La secrétaire ouvre la porte du grand bureau et invite les deux hommes à entrer. Le juriste est là uniquement pour appuyer Friedrich si besoin ; si Brunner ne dit rien, l'Allemand n'aura pas de difficulté à convaincre l'ambassadeur de l'innocence de sa compagne. L'ambassadeur est assis derrière son bureau, Brunner se tient derrière lui et adresse un regard peu courtois à Friedrich. Les deux hommes s'assoient sous le regard intrigué de l'ambassadeur.

- Vous avez demandé à faire appel par rapport à la déportation d'une personne, pourquoi ? demande le représentant de l'État.

- Une Française du nom d'Hannah Marty a été déportée vers Auschwitz après avoir été accusée et condamnée à tort de faits de résistance. 

- Avez-vous des preuves de son innocence ?

- Oui. Premièrement, les "preuves" qui ont conduit à sa condamnation ne sont pas suffisantes, il ne s'agissait que de simples coïncidences. Ensuite, l'un des résistants déportés avec elle, a affirmé dans une lettre que la Résistance s'est servie d'elle a son insu, contre nous. Elle n'a jamais été au courant de quoi que ce soit et elle ignorait complètement que les personnes qu'elle fréquentait avaient un lien avec la Résistance.

- Mais qui vous dit que cette lettre n'est pas fausse et ne sert pas justement à nous faire croire qu'elle est innocente ? demande Brunner.

- Je connais bien Hannah, Karl la connait bien. Nous avons passé beaucoup de temps avec elle ; si elle nous mentait, elle se serait forcément trahie à un moment ou à un autre. 

- Nous n'avons aucune preuve concrète de l'implication d'Hannah Marty dans la Résistance, ajoute le juriste. Pas le moindre lien clair. Le fait qu'elle soit proche de résistants arrêtés et condamnés ne constitue pas une preuve recevable ; beaucoup de Français fréquentent des résistants sans le savoir.

S'ensuit une série de questions et de réponses ; Strauss et son allié font le nécessaire pour donner à l'ambassadeur des arguments solides. Brunner ne dit rien, il ne peut rien dire. 

L'ambassadeur demande qu'on lui accorde vingt-quatre heures pour étudier seul le dossier construit par Friedrich et le juriste. Aucun des hommes ne s'y oppose et ils quittent tous le bureau du représentant allemand. Les heures qui suivent paraissent interminables pour Friedrich ; s'il n'obtient pas gain de cause, il n'y aura plus rien à faire pour ramener Hannah à Paris. 
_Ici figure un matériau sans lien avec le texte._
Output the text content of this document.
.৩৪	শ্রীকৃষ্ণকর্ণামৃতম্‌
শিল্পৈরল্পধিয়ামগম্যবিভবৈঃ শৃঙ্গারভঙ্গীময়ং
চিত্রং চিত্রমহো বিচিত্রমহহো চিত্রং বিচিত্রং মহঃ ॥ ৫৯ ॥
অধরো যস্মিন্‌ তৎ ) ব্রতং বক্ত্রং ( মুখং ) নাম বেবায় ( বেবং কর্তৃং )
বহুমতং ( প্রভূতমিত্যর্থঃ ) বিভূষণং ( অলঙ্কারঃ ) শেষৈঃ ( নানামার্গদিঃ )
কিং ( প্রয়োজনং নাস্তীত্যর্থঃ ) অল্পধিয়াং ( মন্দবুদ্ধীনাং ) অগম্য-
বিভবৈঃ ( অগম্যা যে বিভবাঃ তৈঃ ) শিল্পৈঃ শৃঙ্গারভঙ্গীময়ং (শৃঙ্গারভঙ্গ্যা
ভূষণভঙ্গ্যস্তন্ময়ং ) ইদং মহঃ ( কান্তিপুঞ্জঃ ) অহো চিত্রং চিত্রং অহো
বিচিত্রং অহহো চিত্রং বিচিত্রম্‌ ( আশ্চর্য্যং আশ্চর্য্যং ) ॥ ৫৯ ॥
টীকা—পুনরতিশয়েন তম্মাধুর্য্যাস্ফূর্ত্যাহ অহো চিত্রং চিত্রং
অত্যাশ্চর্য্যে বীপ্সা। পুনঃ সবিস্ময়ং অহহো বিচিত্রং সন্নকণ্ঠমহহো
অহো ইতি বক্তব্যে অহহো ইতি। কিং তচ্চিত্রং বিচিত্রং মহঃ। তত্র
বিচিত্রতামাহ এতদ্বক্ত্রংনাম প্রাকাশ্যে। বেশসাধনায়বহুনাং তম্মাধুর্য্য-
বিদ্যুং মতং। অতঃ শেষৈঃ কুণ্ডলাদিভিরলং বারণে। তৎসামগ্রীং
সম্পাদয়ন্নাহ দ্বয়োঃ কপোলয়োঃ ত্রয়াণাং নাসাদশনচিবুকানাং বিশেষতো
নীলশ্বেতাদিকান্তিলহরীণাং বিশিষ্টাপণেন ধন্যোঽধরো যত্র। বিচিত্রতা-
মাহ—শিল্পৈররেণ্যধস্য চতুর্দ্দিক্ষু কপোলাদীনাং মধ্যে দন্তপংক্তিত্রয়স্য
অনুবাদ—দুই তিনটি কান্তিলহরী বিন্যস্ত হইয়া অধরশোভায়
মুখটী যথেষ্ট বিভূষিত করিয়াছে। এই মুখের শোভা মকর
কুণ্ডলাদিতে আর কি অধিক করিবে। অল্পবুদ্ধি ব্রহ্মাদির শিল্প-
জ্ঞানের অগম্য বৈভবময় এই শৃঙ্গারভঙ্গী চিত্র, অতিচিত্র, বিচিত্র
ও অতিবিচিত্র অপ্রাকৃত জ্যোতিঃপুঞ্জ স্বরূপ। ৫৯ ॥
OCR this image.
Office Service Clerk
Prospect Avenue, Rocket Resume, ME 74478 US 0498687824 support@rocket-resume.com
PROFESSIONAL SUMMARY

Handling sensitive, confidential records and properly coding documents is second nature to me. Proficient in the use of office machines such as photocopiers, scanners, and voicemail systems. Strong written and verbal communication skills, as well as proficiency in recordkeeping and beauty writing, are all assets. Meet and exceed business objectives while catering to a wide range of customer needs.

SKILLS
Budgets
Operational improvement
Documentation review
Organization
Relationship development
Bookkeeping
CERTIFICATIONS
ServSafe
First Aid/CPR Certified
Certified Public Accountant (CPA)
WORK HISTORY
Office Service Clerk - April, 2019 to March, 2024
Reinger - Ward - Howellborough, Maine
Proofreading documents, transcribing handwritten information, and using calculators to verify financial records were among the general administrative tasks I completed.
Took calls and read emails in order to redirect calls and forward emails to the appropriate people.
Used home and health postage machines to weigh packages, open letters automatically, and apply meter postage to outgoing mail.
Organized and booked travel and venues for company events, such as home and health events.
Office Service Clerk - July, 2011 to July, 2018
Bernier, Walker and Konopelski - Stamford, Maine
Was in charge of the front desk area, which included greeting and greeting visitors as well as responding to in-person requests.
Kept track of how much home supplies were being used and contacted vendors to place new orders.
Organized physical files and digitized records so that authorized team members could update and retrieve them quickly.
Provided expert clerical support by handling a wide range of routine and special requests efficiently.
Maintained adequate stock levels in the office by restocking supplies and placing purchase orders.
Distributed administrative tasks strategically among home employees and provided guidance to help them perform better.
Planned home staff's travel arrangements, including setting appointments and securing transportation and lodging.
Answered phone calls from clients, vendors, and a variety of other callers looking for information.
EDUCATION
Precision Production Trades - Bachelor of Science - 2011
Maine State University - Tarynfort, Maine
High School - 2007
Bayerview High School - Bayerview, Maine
Il retrouve Bömelburg dans la soirée et lui fait part de ce qui s'est passé à l'ambassade dans l'après-midi. Karl a vu le dossier avant que son second ne parte plaider la cause de sa compagne ; il se veut confiant et tente de rassurer son ami.

La nuit passe et le lendemain, Friedrich retourne à l'ambassade pour prendre connaissance de la décision du haut supérieur. Il entre dans le bâtiment avec une très grosse boule dans le ventre. Plus il monte les escaliers et plus les battements de son cœur s'accélèrent. Il entre dans le bureau mais ne s'assoit pas ; il fixe intensément l'ambassadeur, la peur et le stress s'emparent de lui.

- J'ai pris le temps d'analyser le dossier que vous m'avez fourni Strauss. Même si un certain doute peut persister, il n'y a aucune preuve réellement concrète et tout montre que votre amie est innocente.

L'Allemand soupire de soulagement, il a gagné.

- Je vous charge de la faire rapatrier, vous devrez prendre soin d'elle, elle a dû vivre des jours difficiles. Mais je vous demande de la tenir bien loin de toutes vos activités, vous avez laissé votre vie privée empiéter sur votre vie professionnelle, que cela ne se reproduise pas.

- Bien monsieur.

Friedrich sort du bureau de l'ambassadeur, plus que soulagé ; il va maintenant pouvoir faire revenir la femme qu'il aime, ignorant complétement l'erreur qu'il commet.